We had our meeting with our Children's Aid caseworker today. It went alright I suppose, she kind of is a bitch in my opinion. Not in what she does or says, just how she says it. I feel like she writes herself a script, memorizes it, presents it to us and is out the door. She's always in and out in under half an hour and doesn't really give us a chance to have a conversation or really ask questions. Like she's always on this super tight schedule... she's going on maternity leave soon anyway, so I guess she doesn't want to get too involved?
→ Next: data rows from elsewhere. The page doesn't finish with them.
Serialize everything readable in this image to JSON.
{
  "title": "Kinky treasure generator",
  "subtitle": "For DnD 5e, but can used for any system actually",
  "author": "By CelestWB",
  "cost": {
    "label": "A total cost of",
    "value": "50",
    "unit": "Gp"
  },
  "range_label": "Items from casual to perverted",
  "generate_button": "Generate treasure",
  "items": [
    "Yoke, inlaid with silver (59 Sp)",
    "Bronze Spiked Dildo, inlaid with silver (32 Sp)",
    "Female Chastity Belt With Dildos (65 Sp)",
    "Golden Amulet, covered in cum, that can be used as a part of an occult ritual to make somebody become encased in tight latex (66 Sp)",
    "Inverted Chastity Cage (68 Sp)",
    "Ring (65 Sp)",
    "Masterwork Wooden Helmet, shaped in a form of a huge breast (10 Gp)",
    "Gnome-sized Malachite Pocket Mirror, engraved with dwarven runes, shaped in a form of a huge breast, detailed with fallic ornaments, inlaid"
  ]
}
Anyway, so SS9 (not biologically BF's but he has been the 'Dad' figure, and would still come on visitation) had been living with his Grandma since BM lost custody of the kids in March. When school got out in June and Grandma suddenly has this 9 year old to entertain 24/7 she decided she didn't want that responsibility. So, CAS calls us and asks if we'd be open to taking SS9 too, BF agreed. BF called Grandma to try and work out what was going to happen and when, she got all offended because she wanted to do something like 3 days on - 3 days off, but BF didn't want the kid shipped around, at this point in his life with everything going on he needs stability. So Grandma freaks out, hangs up the phone and we never heard from her again.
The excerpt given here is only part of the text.